Hasbro's Candy Land was in a famous trademark suit. Yet there is Candyland : A Novel In Two Parts -- by Ed McBain (Author), and In Candyland It's Cool to Feed On Your Friends by James Chapman

Milky Way & Mars Bars: Astronomy for Kids by Carole Marsh. Also The Playboy -- by Carly Phillips.

From a Buick 8 by Stephen King; The Road Less Traveled by M. Scott Peck

The Twinkie Squad by Gordon Korman Sex, Drugs, and the Twinkie Murders by Paul Krassner

Add my book, "Stagecoach: Wells Fargo and the American West," Simon & Schuster, 2001, Free Press, 2002. The word and symbol of the stagecoach is the heavily protected trademark of the bank. Philip L. Fradkin, Guild member.

Wonder Bread and Ecstasy: The Life and Death of Joey Stefano Wonder Bread Hill by Richard Weinraub

My own interior design book title -- "In My Room" by Antonio F. Torrice and Ro Logrippo -- is an example since the Beach Boys wrote the song "In My Room" over 20 years earlier than the book was published. Hope this helps! Thanks for the opportunity to contribute.

You might also want to look at titles in learned journals and magazines. For example, I wrote an article in Children's Literature, a journal edited at U Conn called : The Real Secret of Superman's Identity. Also, in my book, An Unlikely Prophet,(MacMurray & Beck, Denver 1998) while the title is bland, the whole book is based on my personal experiences with Superman, even describing an image of him constantly over my shoulder like a halo. This was a memoir and was based on the fact that I wrote the Superman strip for many years in the forties and fifties. No objection from DC Comics/Time-Warner lawyers, except they asked me not to use Superman images on the cover. In any case, this is an example of very broad public usage of a trademarked character.
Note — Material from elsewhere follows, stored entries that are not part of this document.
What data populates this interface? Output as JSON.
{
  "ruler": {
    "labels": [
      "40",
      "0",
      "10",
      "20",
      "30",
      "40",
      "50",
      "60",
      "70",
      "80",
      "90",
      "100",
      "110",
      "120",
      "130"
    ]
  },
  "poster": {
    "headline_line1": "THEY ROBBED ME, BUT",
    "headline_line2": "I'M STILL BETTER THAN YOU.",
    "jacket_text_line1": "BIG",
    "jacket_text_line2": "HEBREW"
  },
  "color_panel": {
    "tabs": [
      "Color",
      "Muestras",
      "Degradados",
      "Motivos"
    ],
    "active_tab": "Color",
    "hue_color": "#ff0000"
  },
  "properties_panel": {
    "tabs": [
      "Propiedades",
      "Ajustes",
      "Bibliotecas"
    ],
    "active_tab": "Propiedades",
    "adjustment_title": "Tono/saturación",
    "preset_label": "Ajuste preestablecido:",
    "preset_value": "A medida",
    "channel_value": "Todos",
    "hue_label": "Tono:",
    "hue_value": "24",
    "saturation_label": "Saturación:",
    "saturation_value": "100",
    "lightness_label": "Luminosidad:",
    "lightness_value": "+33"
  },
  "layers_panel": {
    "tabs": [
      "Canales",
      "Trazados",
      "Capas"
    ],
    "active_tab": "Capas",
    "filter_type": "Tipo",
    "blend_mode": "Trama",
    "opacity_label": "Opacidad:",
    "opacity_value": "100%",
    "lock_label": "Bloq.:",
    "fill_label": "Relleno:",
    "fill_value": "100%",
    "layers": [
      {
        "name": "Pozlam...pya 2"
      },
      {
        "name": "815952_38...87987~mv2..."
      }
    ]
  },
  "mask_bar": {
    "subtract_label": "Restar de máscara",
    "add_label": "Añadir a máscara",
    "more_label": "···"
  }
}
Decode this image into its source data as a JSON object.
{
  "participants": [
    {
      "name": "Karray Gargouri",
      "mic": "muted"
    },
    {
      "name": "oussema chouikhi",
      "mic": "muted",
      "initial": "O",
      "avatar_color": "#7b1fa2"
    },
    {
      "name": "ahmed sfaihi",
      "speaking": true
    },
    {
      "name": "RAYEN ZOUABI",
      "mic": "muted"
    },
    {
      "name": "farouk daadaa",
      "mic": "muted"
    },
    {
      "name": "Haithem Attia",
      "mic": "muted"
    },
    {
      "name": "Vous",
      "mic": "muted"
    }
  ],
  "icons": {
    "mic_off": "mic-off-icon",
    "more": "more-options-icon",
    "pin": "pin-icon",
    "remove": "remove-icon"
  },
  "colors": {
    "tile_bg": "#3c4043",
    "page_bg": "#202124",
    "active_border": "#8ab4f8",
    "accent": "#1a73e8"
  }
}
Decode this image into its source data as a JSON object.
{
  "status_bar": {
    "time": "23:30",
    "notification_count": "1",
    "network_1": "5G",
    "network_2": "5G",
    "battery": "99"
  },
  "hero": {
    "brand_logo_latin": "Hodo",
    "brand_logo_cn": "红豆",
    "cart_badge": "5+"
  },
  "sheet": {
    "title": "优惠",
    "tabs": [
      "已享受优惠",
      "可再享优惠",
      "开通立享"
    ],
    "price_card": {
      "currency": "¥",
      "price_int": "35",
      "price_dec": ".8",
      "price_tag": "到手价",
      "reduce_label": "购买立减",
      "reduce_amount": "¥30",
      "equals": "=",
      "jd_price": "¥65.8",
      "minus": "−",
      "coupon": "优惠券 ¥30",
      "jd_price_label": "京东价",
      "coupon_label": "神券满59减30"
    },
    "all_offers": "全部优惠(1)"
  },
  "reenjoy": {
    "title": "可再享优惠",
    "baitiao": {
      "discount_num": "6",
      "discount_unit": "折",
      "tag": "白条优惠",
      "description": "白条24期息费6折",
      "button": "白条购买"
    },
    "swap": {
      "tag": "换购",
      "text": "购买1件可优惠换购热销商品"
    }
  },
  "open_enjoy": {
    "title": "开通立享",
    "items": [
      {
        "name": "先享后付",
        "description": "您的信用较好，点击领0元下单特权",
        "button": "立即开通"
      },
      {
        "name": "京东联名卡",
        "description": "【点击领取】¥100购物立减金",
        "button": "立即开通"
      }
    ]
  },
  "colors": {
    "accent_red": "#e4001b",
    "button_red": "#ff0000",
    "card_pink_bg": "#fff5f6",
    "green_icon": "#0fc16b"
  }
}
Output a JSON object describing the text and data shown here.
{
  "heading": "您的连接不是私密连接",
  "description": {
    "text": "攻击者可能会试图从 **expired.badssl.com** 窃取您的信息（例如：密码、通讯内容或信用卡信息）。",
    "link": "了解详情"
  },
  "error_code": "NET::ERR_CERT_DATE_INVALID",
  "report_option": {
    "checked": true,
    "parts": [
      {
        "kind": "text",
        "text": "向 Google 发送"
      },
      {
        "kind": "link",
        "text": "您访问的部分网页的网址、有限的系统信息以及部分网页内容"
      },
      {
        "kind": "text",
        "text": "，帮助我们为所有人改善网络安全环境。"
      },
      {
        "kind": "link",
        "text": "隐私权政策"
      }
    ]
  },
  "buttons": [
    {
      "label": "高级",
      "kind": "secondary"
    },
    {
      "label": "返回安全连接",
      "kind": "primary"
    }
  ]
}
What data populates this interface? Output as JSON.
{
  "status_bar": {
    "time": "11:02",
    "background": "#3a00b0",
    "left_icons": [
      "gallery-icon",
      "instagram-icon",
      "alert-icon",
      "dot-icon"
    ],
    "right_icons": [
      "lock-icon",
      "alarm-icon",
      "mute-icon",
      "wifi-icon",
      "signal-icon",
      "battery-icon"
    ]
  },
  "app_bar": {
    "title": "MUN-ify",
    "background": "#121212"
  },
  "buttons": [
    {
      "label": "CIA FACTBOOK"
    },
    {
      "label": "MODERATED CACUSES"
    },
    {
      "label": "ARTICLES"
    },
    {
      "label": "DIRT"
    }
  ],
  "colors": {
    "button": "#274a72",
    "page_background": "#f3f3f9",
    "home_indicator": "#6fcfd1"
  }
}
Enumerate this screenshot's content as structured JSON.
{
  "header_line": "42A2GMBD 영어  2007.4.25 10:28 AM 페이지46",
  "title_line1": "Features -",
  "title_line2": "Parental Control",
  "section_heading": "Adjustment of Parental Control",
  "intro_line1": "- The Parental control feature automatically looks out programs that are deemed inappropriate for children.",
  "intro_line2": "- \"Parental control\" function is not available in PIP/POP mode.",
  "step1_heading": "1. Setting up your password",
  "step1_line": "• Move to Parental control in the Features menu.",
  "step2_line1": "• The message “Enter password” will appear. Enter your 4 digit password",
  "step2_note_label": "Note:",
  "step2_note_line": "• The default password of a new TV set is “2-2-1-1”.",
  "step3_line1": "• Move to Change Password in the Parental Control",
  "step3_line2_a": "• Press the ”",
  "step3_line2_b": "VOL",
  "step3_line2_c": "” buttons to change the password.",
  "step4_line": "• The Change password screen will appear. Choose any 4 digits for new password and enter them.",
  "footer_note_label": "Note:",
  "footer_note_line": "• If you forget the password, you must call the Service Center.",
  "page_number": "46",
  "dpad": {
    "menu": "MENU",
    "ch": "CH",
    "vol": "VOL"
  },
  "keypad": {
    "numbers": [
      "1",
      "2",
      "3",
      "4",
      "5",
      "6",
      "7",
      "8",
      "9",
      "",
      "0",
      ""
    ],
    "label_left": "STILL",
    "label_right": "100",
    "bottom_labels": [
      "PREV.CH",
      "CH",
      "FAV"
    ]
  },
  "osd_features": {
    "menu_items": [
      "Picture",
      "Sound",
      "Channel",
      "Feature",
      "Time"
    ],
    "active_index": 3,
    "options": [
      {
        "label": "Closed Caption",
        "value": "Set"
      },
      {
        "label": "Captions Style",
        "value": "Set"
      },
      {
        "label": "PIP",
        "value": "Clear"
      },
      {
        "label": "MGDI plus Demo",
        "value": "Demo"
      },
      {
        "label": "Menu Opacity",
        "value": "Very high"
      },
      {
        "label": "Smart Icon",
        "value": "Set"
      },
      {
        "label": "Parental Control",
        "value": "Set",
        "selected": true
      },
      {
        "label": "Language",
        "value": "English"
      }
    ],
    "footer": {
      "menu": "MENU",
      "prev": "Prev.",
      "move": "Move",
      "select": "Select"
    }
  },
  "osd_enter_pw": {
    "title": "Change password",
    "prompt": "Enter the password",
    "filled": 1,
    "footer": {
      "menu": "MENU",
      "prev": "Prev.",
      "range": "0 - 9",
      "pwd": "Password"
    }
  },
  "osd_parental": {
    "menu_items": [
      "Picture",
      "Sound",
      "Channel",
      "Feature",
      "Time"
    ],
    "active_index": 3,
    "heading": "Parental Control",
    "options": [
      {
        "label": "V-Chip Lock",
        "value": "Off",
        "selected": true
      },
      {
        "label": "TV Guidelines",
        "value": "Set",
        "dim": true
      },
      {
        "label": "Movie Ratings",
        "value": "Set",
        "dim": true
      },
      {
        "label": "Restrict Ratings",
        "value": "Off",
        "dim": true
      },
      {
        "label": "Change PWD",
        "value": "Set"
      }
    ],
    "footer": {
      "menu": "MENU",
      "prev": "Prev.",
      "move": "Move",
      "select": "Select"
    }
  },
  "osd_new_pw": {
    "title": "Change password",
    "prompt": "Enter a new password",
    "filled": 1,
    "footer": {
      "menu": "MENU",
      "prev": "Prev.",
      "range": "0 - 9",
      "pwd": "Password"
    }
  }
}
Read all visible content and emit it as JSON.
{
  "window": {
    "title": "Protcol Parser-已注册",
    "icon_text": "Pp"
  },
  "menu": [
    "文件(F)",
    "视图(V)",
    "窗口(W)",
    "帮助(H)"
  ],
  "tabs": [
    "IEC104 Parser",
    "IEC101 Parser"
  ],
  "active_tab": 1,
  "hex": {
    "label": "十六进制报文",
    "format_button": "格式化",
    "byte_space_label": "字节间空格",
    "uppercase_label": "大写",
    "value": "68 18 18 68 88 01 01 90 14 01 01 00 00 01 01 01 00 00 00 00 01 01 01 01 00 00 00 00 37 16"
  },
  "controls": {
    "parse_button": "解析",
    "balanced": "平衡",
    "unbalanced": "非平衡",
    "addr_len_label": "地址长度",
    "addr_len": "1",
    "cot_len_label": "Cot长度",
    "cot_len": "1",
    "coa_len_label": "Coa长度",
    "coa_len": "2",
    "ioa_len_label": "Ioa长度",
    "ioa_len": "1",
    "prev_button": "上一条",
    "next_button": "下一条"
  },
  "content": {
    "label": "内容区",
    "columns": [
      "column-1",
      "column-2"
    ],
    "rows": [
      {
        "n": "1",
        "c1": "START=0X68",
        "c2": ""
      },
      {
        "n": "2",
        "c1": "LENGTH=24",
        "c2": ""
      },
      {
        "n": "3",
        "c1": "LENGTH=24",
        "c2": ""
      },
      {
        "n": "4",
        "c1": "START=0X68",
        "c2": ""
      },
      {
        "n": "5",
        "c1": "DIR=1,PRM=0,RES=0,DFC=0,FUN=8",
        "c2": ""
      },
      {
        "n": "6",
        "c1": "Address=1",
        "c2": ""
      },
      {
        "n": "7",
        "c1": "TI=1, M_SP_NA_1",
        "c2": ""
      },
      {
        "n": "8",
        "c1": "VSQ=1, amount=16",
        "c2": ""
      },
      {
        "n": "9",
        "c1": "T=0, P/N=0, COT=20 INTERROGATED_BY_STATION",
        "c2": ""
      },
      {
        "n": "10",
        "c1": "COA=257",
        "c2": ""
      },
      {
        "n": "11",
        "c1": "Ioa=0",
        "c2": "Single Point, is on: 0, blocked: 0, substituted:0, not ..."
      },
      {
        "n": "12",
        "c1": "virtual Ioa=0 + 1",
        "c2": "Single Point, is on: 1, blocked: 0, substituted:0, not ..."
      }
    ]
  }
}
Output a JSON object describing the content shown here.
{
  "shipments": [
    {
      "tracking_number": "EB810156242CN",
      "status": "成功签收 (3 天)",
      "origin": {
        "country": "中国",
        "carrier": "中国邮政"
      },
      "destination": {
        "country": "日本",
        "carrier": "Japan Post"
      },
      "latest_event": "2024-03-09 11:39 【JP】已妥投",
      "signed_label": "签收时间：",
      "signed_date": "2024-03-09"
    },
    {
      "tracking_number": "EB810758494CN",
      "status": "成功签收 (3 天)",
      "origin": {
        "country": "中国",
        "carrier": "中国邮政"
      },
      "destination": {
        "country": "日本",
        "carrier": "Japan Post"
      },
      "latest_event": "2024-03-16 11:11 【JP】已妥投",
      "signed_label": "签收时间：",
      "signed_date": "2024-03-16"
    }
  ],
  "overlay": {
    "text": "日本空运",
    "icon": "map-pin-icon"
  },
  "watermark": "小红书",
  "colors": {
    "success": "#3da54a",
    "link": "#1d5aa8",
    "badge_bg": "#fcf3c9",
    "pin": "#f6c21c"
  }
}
Hope this is useful. --Alvin Schwartz Member #27575

"Tramps Like Us" by Joe Westmoreland (me) Tramps Like Us is a line from a Bruce Springsteen song: Tramps like us, baby we were Born To Run!

FOOD: Jello, by Imamu Amiri Baraka (1970) MEDIA: 60 Minutes: The Power and the Politics of America's Most Popular TV News Show, by Axel Madsen (1984) Submitted by Mark Caldwell, #849

You can add my book: Blood and Wine: The Unauthorized Story of the Gallo Wine Empire (Simon & Schuster) Ellen Hawkes

BECAUSE OF WINN-DIXIE, a middle-grade novel by Kate DiCamillo, can be added to your list.

ISP Survivability Guide: Strategies for Managing Copyright, Spam, Cache & Privacy Regulations by Timothy Casey (Spam is a trademark of Hormel Foods)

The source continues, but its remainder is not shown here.